I am a volunteer coach and administrator for the football team my kids play. Another parent mentioned to me how it amazes them the amount of work that volunteer coaches put in and that they put in hours of preparation just to organise training. On top of that, I work full time as well, juggling work commitments, and still taking time out to prepare and make training every Tuesday and Thursday and then help out every Saturday and Sunday. Just recently I spent seven weeks attending a Youth Licence course, so that I am also qualified to coach my kids.
So I am thinking to myself, is it all worth it? Am I making a difference? Are my methods having an impact? How many artists have walked away from their dreams or the direction that lead to their dreams at this stage. In the end, musicians are just volunteers to begin with?
I am always looking for ways to improve things. I am looking outside my circle, looking at what others have experienced and drawing on that inspiration, twisting it and making it better.
John Petrucci from Dream Theater more or less said the same thing in a Roadrunner interview about the upcoming self-titled album.
“I see every new album as an opportunity to start over. To either build or improve upon a direction that has been evolving over time or to completely break new ground. This is the first self-titled album of our career and there is nothing I can think of that makes a statement of musical and creative identity stronger than that. We’ve fully explored all of the elements that make us unique, from the epic and intense to the atmospheric and cinematic.”
Like Five Finger Death Punch, like Karnivool, like Heartist, like Stone Sour, all of these bands are focusing on their core uniqueness and expanding it in new ways. Remember my catch cry: Progress is Derivative. You keep on building what you started until a connection is made, between song and listener.
Then watch that one listener, hook another listener and so forth. Then you have the outlier, the one band that did things just a touch differently; Imagine Dragons.
The band did six-hour gigs at the main Las Vegas casinos when they started out. The set list was mixed up with cover songs and originals.
Playing the casinos were classed as hometown gigs. The big difference here is that those hometown gigs are not played to hometown crowds. Due to Las Vegas’s reputation as a holiday strip, the band performed in front of new people every night. They needed to adapt fast as live performers, so that they win over a new crowd every night. That is why their album is back in the Top 10 again, 10 months after it was released. The band is touring and winning.

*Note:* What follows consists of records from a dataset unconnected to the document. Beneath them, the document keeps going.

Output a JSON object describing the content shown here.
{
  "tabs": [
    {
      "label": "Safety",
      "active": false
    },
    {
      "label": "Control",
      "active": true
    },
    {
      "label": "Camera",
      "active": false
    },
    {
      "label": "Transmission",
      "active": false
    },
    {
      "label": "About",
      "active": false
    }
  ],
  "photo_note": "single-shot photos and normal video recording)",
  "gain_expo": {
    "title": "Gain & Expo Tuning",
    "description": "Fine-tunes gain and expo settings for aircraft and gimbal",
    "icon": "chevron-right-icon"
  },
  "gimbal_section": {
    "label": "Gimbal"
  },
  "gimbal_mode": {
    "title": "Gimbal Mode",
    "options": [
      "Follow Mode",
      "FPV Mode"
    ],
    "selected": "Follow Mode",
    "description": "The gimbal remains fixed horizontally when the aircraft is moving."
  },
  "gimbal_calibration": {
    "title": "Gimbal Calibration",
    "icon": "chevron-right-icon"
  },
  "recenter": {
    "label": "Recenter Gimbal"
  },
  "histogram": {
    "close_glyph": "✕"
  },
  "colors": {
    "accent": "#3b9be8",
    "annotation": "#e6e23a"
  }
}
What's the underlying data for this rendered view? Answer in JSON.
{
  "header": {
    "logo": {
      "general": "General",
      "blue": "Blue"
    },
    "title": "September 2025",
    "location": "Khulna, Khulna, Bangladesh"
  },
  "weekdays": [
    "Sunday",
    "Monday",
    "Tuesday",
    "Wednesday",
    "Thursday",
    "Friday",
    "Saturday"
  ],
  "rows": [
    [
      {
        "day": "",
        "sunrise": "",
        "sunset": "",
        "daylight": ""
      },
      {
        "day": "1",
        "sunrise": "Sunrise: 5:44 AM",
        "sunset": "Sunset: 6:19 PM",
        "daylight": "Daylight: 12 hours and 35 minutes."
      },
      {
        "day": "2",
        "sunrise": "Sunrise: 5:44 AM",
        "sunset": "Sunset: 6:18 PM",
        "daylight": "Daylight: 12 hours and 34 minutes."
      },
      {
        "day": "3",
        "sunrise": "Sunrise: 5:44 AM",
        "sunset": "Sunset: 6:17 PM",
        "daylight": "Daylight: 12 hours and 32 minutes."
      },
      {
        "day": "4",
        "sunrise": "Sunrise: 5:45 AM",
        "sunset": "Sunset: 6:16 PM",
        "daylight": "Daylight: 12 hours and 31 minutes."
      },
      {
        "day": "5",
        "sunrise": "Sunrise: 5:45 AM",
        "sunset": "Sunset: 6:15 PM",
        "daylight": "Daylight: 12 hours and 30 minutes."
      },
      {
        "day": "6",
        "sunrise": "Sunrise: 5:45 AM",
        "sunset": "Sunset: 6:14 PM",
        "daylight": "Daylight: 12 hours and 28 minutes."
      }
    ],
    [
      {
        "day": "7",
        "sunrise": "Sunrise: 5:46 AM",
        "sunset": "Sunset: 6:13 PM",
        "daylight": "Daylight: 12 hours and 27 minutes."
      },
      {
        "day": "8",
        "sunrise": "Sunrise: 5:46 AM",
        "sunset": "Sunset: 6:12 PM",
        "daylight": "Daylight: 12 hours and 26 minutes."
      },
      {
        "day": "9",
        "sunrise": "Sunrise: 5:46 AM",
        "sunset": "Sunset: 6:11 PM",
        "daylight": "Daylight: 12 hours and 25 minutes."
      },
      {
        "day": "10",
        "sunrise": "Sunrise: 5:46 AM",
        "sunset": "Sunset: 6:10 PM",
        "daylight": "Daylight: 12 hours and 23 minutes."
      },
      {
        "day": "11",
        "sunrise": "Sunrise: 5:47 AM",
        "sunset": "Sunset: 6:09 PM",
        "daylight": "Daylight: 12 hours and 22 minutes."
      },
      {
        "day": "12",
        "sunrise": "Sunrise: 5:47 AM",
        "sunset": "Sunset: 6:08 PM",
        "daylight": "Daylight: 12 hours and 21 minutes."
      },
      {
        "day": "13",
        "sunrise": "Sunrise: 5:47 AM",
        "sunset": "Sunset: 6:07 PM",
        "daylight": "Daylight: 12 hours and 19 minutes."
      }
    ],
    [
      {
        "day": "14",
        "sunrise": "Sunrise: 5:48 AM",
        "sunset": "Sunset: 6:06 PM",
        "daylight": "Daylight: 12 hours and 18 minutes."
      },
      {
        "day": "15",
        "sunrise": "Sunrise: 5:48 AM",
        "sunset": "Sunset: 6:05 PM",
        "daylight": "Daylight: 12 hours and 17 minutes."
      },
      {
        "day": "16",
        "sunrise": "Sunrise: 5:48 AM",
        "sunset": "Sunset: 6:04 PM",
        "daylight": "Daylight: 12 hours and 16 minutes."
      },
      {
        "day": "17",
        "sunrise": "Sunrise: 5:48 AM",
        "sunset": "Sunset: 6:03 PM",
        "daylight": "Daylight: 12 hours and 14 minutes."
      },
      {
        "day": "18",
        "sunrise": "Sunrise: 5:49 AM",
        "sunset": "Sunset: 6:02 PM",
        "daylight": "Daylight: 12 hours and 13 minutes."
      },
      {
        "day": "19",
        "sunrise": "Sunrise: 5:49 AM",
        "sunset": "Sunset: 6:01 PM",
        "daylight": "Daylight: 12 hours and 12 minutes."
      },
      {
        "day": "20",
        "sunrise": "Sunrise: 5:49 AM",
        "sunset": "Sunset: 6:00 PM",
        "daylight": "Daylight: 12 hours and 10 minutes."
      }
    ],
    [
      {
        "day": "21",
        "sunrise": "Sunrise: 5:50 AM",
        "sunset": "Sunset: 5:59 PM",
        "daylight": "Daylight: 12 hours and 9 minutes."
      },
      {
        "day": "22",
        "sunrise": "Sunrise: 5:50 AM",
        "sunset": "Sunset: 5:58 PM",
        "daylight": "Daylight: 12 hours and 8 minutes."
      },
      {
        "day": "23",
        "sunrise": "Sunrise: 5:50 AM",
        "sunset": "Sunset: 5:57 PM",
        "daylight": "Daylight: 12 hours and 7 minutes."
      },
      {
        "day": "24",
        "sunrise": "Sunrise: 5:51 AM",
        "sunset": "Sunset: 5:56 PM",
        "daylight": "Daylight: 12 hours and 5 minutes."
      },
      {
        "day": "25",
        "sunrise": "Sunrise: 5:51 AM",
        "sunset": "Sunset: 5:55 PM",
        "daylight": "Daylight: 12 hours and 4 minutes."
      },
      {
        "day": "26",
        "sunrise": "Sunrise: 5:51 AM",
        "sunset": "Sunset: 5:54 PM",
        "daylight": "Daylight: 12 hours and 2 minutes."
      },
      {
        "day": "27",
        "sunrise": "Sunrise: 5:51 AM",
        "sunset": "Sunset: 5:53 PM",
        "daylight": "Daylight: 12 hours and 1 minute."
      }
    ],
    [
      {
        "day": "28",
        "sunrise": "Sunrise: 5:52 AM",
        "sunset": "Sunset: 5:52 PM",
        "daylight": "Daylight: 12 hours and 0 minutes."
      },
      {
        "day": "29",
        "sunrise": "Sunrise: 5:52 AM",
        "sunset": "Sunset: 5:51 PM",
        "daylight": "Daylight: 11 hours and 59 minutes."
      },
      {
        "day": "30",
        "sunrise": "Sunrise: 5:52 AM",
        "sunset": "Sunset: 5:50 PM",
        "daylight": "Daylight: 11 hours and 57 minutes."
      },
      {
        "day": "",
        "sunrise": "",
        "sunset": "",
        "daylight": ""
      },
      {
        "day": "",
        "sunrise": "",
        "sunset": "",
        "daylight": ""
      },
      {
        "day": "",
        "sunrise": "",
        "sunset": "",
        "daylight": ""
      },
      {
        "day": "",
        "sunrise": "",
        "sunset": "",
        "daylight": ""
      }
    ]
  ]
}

They have the momentum going. The numbers and the stats are on their side. Night Visions was released last September. In the US alone it has sold over 1 million copies so far. The songs, Radioactive, It’s Time and Demons have sold in total 7.2 million digital downloads. YouTube plays for the three songs number over 100 million. Spotify streams for the three songs are also close to the 100 million mark. They performed and created as much as possible. That is the key. Created as much as possible. Progress is derivative and quality equals success.
They knocked on the doors so many times, and those doors finally opened up. They kept on improving on what they started and they got better at it.
And in relation to the kids football team, I am making a difference. 13 games into the season, they have won 10, drawn 2 and lost 1. As each day goes by, I am getting better at it and the kids are getting better at it. IT IS WORTH IT.